Ça a été un jour comme un autre pour le reste du monde.

Quant à moi, depuis la sortie, mon humeur fait des loopings. Si je vois mon roman en tête de gondole, j’ai l’impression d’un coup de me retrouver sur le toit du monde. Lorsqu’il est absent des rayons ou écrasé entre Bidule et Machin Chose, je me dis « de toute façon personne n’en veut, tu as raté ta vie ». Ce qui est bien avec moi, c’est que je suis toujours dans la demie mesure, dans la nuance.

C’est fort, voilà tout.

Et pour finir : Un temps fort lors de l’écriture de ce roman ? Et, à l’inverse, un instant difficile ?

J’ai adoré écrire ce roman de bout en bout. Parfois, on peut se décourager ou finir par détester l’œuvre qu’on a créé, mais pour Baby Jane à Broadway, non. Je ne fais que l’aimer davantage. Et j’ai eu de la chance de rencontrer Tess.
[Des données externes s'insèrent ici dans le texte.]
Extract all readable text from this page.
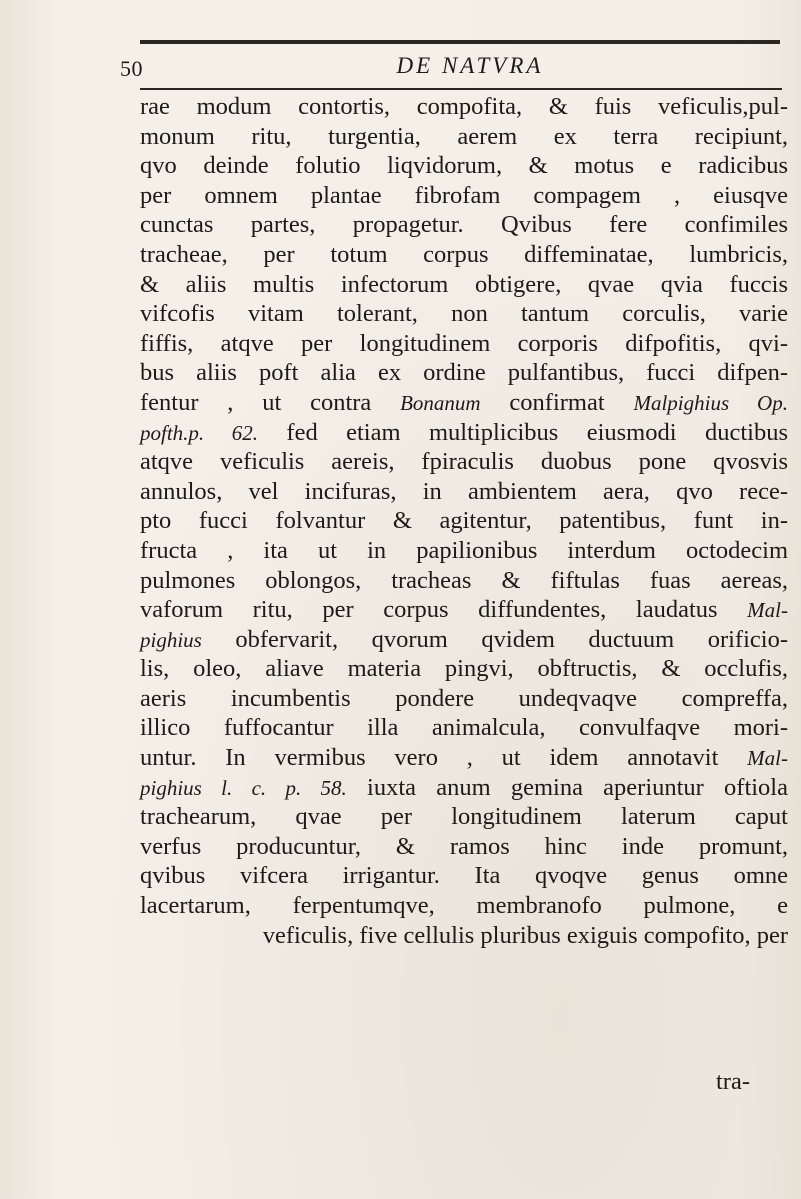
50	DE NATVRA
rae modum contortis, compofita, & fuis veficulis,pul-
monum ritu, turgentia, aerem ex terra recipiunt,
qvo deinde folutio liqvidorum, & motus e radicibus
per omnem plantae fibrofam compagem , eiusqve
cunctas partes, propagetur. Qvibus fere confimiles
tracheae, per totum corpus diffeminatae, lumbricis,
& aliis multis infectorum obtigere, qvae qvia fuccis
vifcofis vitam tolerant, non tantum corculis, varie
fiffis, atqve per longitudinem corporis difpofitis, qvi-
bus aliis poft alia ex ordine pulfantibus, fucci difpen-
fentur , ut contra Bonanum confirmat Malpighius Op.
pofth.p. 62. fed etiam multiplicibus eiusmodi ductibus
atqve veficulis aereis, fpiraculis duobus pone qvosvis
annulos, vel incifuras, in ambientem aera, qvo rece-
pto fucci folvantur & agitentur, patentibus, funt in-
fructa , ita ut in papilionibus interdum octodecim
pulmones oblongos, tracheas & fiftulas fuas aereas,
vaforum ritu, per corpus diffundentes, laudatus Mal-
pighius obfervarit, qvorum qvidem ductuum orificio-
lis, oleo, aliave materia pingvi, obftructis, & occlufis,
aeris incumbentis pondere undeqvaqve compreffa,
illico fuffocantur illa animalcula, convulfaqve mori-
untur. In vermibus vero , ut idem annotavit Mal-
pighius l. c. p. 58. iuxta anum gemina aperiuntur oftiola
trachearum, qvae per longitudinem laterum caput
verfus producuntur, & ramos hinc inde promunt,
qvibus vifcera irrigantur. Ita qvoqve genus omne
lacertarum, ferpentumqve, membranofo pulmone, e
veficulis, five cellulis pluribus exiguis compofito, per
tra-
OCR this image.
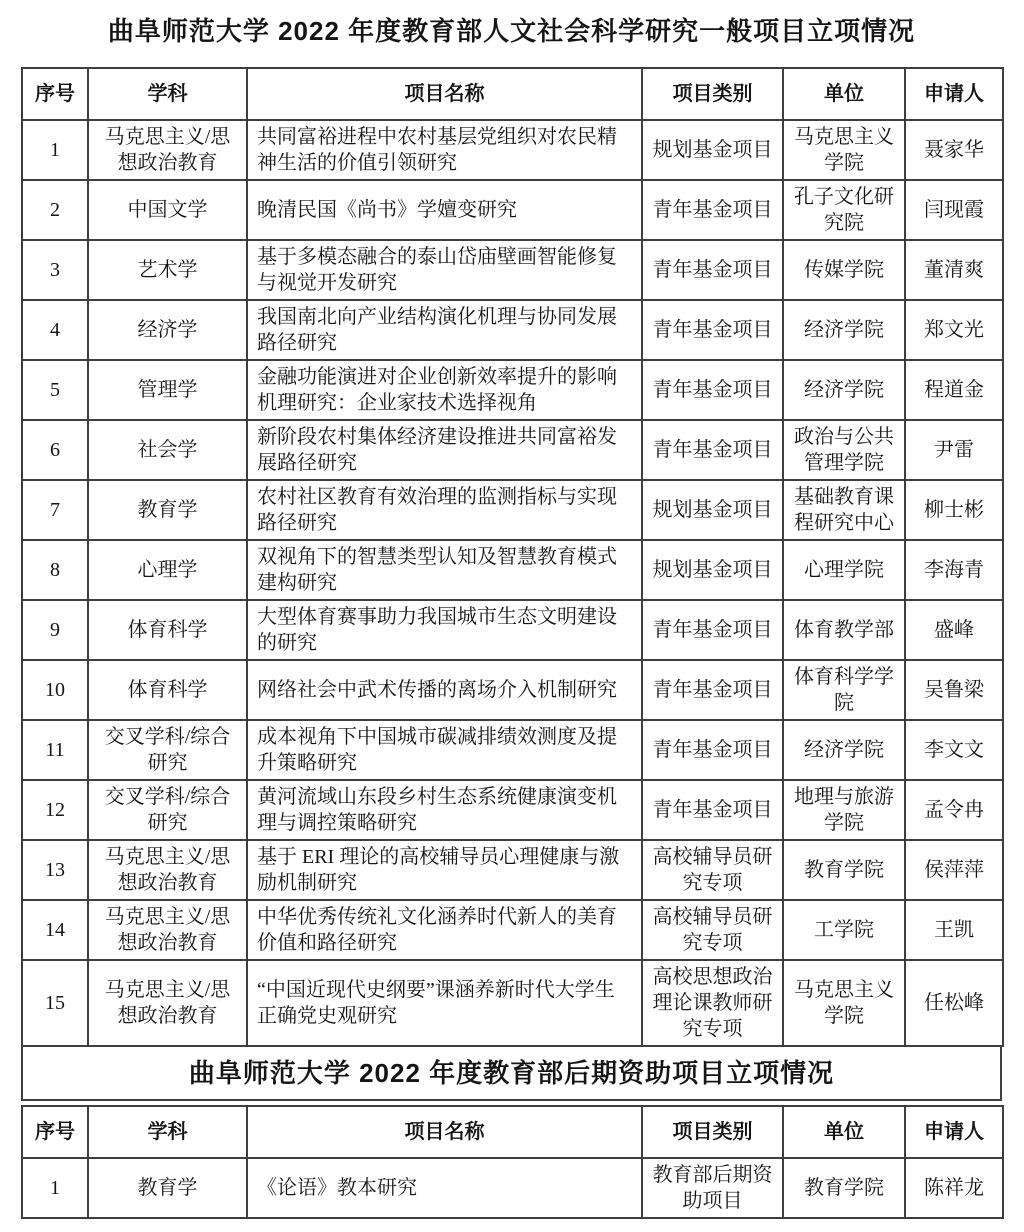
曲阜师范大学 2022 年度教育部人文社会科学研究一般项目立项情况
序号	学科	项目名称	项目类别	单位	申请人
1	马克思主义/思想政治教育	共同富裕进程中农村基层党组织对农民精神生活的价值引领研究	规划基金项目	马克思主义学院	聂家华
2	中国文学	晚清民国《尚书》学嬗变研究	青年基金项目	孔子文化研究院	闫现霞
3	艺术学	基于多模态融合的泰山岱庙壁画智能修复与视觉开发研究	青年基金项目	传媒学院	董清爽
4	经济学	我国南北向产业结构演化机理与协同发展路径研究	青年基金项目	经济学院	郑文光
5	管理学	金融功能演进对企业创新效率提升的影响机理研究：企业家技术选择视角	青年基金项目	经济学院	程道金
6	社会学	新阶段农村集体经济建设推进共同富裕发展路径研究	青年基金项目	政治与公共管理学院	尹雷
7	教育学	农村社区教育有效治理的监测指标与实现路径研究	规划基金项目	基础教育课程研究中心	柳士彬
8	心理学	双视角下的智慧类型认知及智慧教育模式建构研究	规划基金项目	心理学院	李海青
9	体育科学	大型体育赛事助力我国城市生态文明建设的研究	青年基金项目	体育教学部	盛峰
10	体育科学	网络社会中武术传播的离场介入机制研究	青年基金项目	体育科学学院	吴鲁梁
11	交叉学科/综合研究	成本视角下中国城市碳减排绩效测度及提升策略研究	青年基金项目	经济学院	李文文
12	交叉学科/综合研究	黄河流域山东段乡村生态系统健康演变机理与调控策略研究	青年基金项目	地理与旅游学院	孟令冉
13	马克思主义/思想政治教育	基于 ERI 理论的高校辅导员心理健康与激励机制研究	高校辅导员研究专项	教育学院	侯萍萍
14	马克思主义/思想政治教育	中华优秀传统礼文化涵养时代新人的美育价值和路径研究	高校辅导员研究专项	工学院	王凯
15	马克思主义/思想政治教育	“中国近现代史纲要”课涵养新时代大学生正确党史观研究	高校思想政治理论课教师研究专项	马克思主义学院	任松峰
曲阜师范大学 2022 年度教育部后期资助项目立项情况
序号	学科	项目名称	项目类别	单位	申请人
1	教育学	《论语》教本研究	教育部后期资助项目	教育学院	陈祥龙
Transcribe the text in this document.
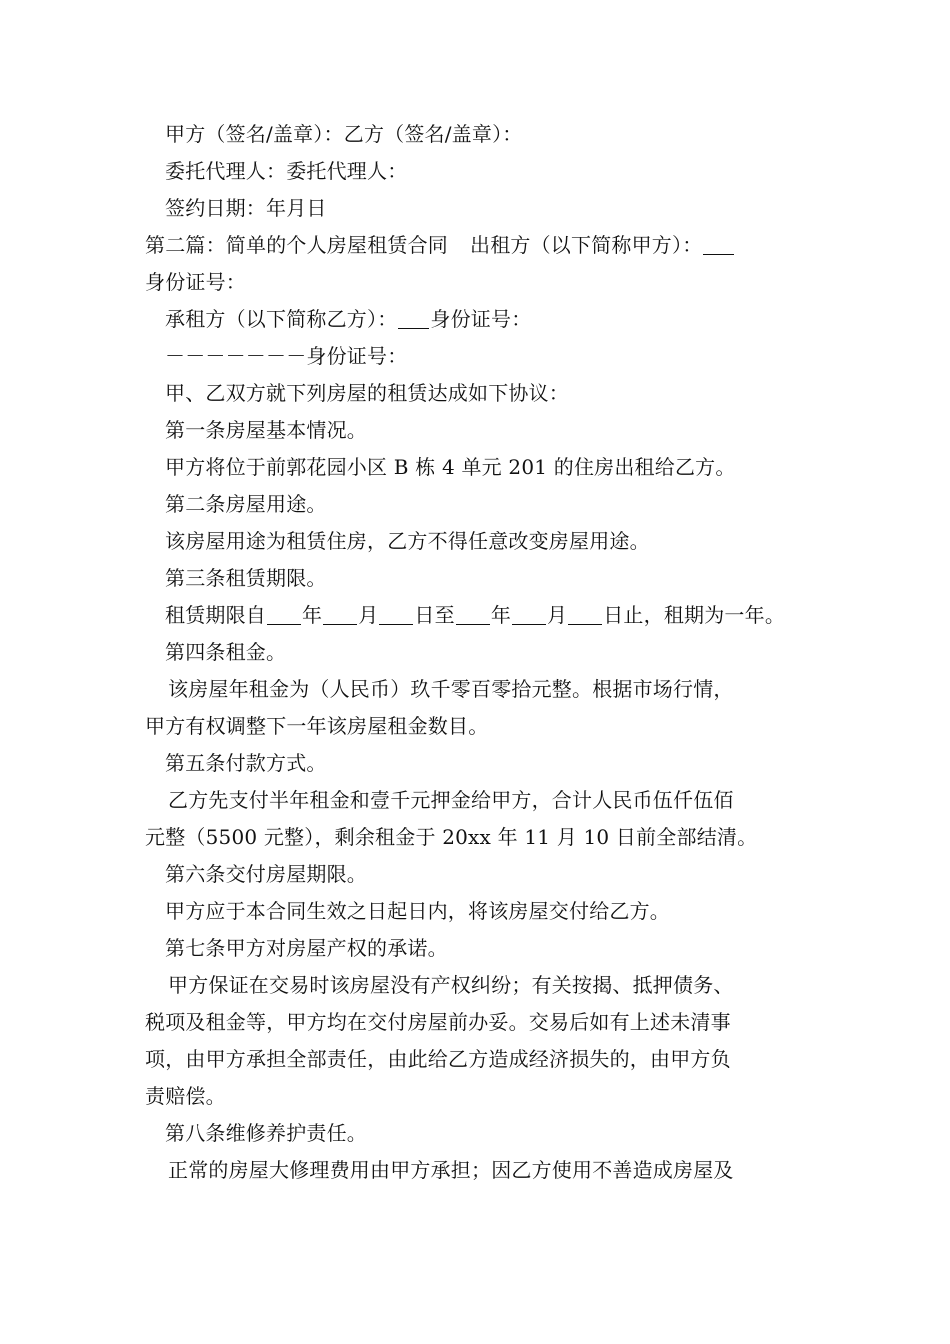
甲方（签名/盖章）：乙方（签名/盖章）：
委托代理人：委托代理人：
签约日期：年月日
第二篇：简单的个人房屋租赁合同 出租方（以下简称甲方）：
身份证号：
承租方（以下简称乙方）： 身份证号：
－－－－－－－身份证号：
甲、乙双方就下列房屋的租赁达成如下协议：
第一条房屋基本情况。
甲方将位于前郭花园小区 B 栋 4 单元 201 的住房出租给乙方。
第二条房屋用途。
该房屋用途为租赁住房，乙方不得任意改变房屋用途。
第三条租赁期限。
租赁期限自 年 月 日至 年 月 日止，租期为一年。
第四条租金。
该房屋年租金为（人民币）玖千零百零拾元整。根据市场行情，
甲方有权调整下一年该房屋租金数目。
第五条付款方式。
乙方先支付半年租金和壹千元押金给甲方，合计人民币伍仟伍佰
元整（5500 元整），剩余租金于 20xx 年 11 月 10 日前全部结清。
第六条交付房屋期限。
甲方应于本合同生效之日起日内，将该房屋交付给乙方。
第七条甲方对房屋产权的承诺。
甲方保证在交易时该房屋没有产权纠纷；有关按揭、抵押债务、
税项及租金等，甲方均在交付房屋前办妥。交易后如有上述未清事
项，由甲方承担全部责任，由此给乙方造成经济损失的，由甲方负
责赔偿。
第八条维修养护责任。
正常的房屋大修理费用由甲方承担；因乙方使用不善造成房屋及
Mais si je devais identifier un temps fort en particulier, je dirais éventuellement… les scènes qui se passent sur le toit du théâtre. Ce sont des moments un peu hors du temps, un peu étranges, et j’ai bien aimé me pencher là-dessus. On va dire que c’était choupi comme tout à écrire.

Mais bien sûr, la scène où Tess déambule dans les rues de Williamsburg avec son baladeur dans les oreilles était aussi très intense pour moi car je la découvrais pour la première fois.

À l’inverse, il m’a été difficile d’écrire la fin. J’avoue, j’ai versé une larme. Je m’en suis voulue d’écrire une telle fin, mais c’était ce dont le récit avait besoin. Ce qui me fait penser qu’il a été très épineux pour moi de poser la dernière phrase. Parce que la dernière phrase, celle qui ferme le texte, est cruciale. Ça aussi, ça a été difficile. Parce que je voulais que ça fasse pleurer et sourire en même temps. Est-ce que j’ai réussi ? Je ne sais pas, mais ce que je sais, c’est que je suis allée au bout de l’histoire (grâce aux interventions de ma bêta-lectrice et de ma correctrice). Et que ce roman, je l’aime d’amour. Que le reste, ce n’est que du bonus.

J’ai eu de la chance d’être publiée au sein des éditions Charleston. Encore plus pour un premier roman et la suite sera belle quoiqu’il arrive.

Merci par ailleurs pour cet entretien.